Os referidos autores ainda enfatizam que a atividade de professor é uma das profissões mais estressantes da atualidade, pois o ritmo de trabalho é intenso e exige níveis de atenção e concentração para a realização de tarefas. E ainda quando tem o trabalho desprovido de significação não é reconhecido ou é fonte de ameaças à integridade física e/ou psíquica, isso acaba por determinar sofrimento ao professor.

No referencial teórico desta pesquisa destacamos o entendimento de Veronese (2007) que aponta que o sofrimento está na organização do trabalho, o que coaduna com o estudo de caso apresentado. Trata-se de uma instância que inclui ênfase contraditória ao trabalho em equipe, à qualidade de ensino, ao mesmo tempo em que tudo na instituição leva ao trabalho administrativo burocrático extremado e com pouco ou quase nenhum espaço para a produção intelectual e científica.

Para a psicodinâmica do trabalho, no entendimento de Dejours (2011), a conquista da identidade no campo social, mediada pela atividade do trabalho, passa pelo reconhecimento. Esse processo subjetivo prescinde da dinâmica da contribuição e retribuição. Neste caso, parece não haver essa dinâmica, pois se observa apenas uma via de mão única onde apenas o dar, o exigir, o produzir é que parecem trafegar.

O professor, assim como qualquer trabalhador, muitas vezes espera que suas iniciativas não sejam frustradas, mas não é o que ocorre nessa realidade, já que o espaço de criação, de liberdade parece não existir. O professor figura então como um simples cumpridor de regras repressoras e limitantes.
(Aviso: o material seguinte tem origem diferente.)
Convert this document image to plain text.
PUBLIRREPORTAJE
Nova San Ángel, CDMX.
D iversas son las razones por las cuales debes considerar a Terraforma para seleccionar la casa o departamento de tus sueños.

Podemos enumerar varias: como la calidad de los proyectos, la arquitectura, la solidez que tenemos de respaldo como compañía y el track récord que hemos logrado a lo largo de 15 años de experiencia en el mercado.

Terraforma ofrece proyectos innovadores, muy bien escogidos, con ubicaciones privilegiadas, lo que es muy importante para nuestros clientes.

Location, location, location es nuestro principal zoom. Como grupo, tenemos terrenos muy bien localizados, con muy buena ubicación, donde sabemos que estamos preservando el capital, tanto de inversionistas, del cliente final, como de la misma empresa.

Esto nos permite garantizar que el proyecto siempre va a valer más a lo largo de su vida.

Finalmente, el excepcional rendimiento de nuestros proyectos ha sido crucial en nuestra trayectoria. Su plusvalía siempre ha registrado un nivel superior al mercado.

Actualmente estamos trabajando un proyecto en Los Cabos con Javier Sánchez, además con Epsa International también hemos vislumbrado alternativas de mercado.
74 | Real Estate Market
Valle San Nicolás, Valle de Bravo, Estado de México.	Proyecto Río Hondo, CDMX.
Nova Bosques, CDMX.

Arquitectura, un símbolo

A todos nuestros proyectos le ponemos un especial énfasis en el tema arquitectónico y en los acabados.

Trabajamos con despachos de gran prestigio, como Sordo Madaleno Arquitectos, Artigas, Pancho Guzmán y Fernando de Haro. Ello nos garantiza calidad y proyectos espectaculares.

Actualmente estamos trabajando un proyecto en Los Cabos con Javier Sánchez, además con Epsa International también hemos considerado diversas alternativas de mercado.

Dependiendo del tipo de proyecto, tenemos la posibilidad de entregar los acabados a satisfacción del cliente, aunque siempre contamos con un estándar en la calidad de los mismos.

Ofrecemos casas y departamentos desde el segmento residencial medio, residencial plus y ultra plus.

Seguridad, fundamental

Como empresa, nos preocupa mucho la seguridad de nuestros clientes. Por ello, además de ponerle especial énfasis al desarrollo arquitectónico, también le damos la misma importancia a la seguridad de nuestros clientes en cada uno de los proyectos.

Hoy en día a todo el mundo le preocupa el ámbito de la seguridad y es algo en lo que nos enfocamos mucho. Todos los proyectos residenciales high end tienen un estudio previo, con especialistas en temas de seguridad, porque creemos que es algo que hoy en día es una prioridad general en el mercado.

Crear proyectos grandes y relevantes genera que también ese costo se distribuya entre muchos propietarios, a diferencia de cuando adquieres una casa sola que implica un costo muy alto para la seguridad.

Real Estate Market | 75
Assim, a falta de reconhecimento leva à falta de sentido diante do que ele realiza profissionalmente e, consequentemente, à alienação pelo trabalho.

Ressalta-se que nessa organização não há espaço para o debate, para a realização conjunta de problemas referentes aos cursos, aos alunos, às avaliações e às medidas a serem tomadas. De acordo com Lancman e Uchida (2003), nas situações onde não há o espaço de manobra para o trabalhador contribuir com sua experiência e seu saber-fazer, ou onde não consegue desenvolver seu trabalho conforme seus preceitos, ele está impedido de transformar seu sofrimento em ações significativas que o levam ao prazer.

Diante das verbalizações dos sujeitos entrevistados, diversos estressores psicossociais se encontram presentes e estão relacionados à organização e à natureza de suas funções no contexto institucional. Tal situação, se persistente e duradoura, além de configurar assédio moral no contrato de trabalho pode acarretar a síndrome de burnout.

Lima e Lima Filho (2009, p. 78), acerca da síndrome de burnout, expõem que se trata de um tipo de “estresse emocional que acomete profissionais envolvidos com qualquer tipo de cuidado em uma relação de atenção direta. Destaca-se que a gravidade de burnout entre os profissionais de ensino supera a dos profissionais da saúde, dado que coloca os profissionais do magistério como uma das profissões de alto risco. Trata- se de uma doença que em professores surge de forma gradativa e cumulativa, sem que o indivíduo perceba”.

Nesse sentido, percebe-se claramente que as regras formais e informais afetam o ambiente educativo e interferem na aquisição dos objetivos pedagógicos, direcionando os professores a um processo de alienação, desumanização, desânimo, ocasionando problemas de saúde e desejo de abandono ou de troca de profissão.